Freedom from Discrimination on grounds of residency (s 117)

  • Only applies to interstate discrimination, not intrastate
  • Not a general statement of equality, only an immunity from disability or discrimination
  • Prevents requirements to continue working in a particular state (Street)
  • Prevents limitations based on a trial being heard in a state other than where an accident occurred (Goryl)
  • Does not extend to regulation based on registration, only residency (Sweedman)
  • Hotel license residency requirements are exempt, as they have a valid justification and are appropriate and adapted
  • As are residency requirements to run for election/office for a particular state or region.

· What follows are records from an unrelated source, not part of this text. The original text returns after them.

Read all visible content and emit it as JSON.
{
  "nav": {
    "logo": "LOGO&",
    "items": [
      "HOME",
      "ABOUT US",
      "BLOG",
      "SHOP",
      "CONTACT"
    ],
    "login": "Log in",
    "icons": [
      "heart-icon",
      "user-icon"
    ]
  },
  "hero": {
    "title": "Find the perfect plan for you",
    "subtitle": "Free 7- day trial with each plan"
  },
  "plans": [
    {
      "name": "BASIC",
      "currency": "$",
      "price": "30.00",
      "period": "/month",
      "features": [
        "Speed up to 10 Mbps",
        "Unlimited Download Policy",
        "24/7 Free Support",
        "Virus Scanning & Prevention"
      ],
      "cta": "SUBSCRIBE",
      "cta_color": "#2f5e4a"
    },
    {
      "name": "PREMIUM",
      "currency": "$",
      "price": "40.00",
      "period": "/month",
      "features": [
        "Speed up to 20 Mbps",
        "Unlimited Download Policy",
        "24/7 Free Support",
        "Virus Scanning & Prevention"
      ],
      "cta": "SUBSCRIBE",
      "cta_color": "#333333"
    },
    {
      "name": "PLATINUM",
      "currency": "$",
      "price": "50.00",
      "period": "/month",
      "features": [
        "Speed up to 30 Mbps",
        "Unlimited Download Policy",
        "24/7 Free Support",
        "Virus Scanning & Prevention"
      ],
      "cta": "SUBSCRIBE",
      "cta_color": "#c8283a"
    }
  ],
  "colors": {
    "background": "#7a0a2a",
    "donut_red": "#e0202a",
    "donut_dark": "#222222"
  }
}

Street v Queensland Bar Association (1989)

  • Issue: Were Queensland Bar requirements that barristers be residents of Queensland, sign an affidavit saying they were staying in Queensland to practice, etc. discrimination on the basis of residency?
  • Held: Yes, they were – they imposed a disability that violated that guaranteed freedom.
  • Observations: Brennan J observed that the guarantee was based on the impact on the individual, rather than the characterization of the law as discriminatory.

Goryl v Greyhound (1994)

  • Issue: Was a restriction in the Queensland Insurance Act limiting damages to non-Queensland residents a disability covered by s 117?
  • Held: Yes, as it imposed a disability on the basis of state residency

Sweedman v Transport Accident Commission (2006)

  • Issue: Was a requirement of payment to the Victorian Accident Compensation by motor vehicles involved in accidents that weren’t registered in Victoria for an accident that occurred in New South Wales a violation of s 117?
  • Held: No, it was not – the differential treatment was on the basis of registration, not on residency or location.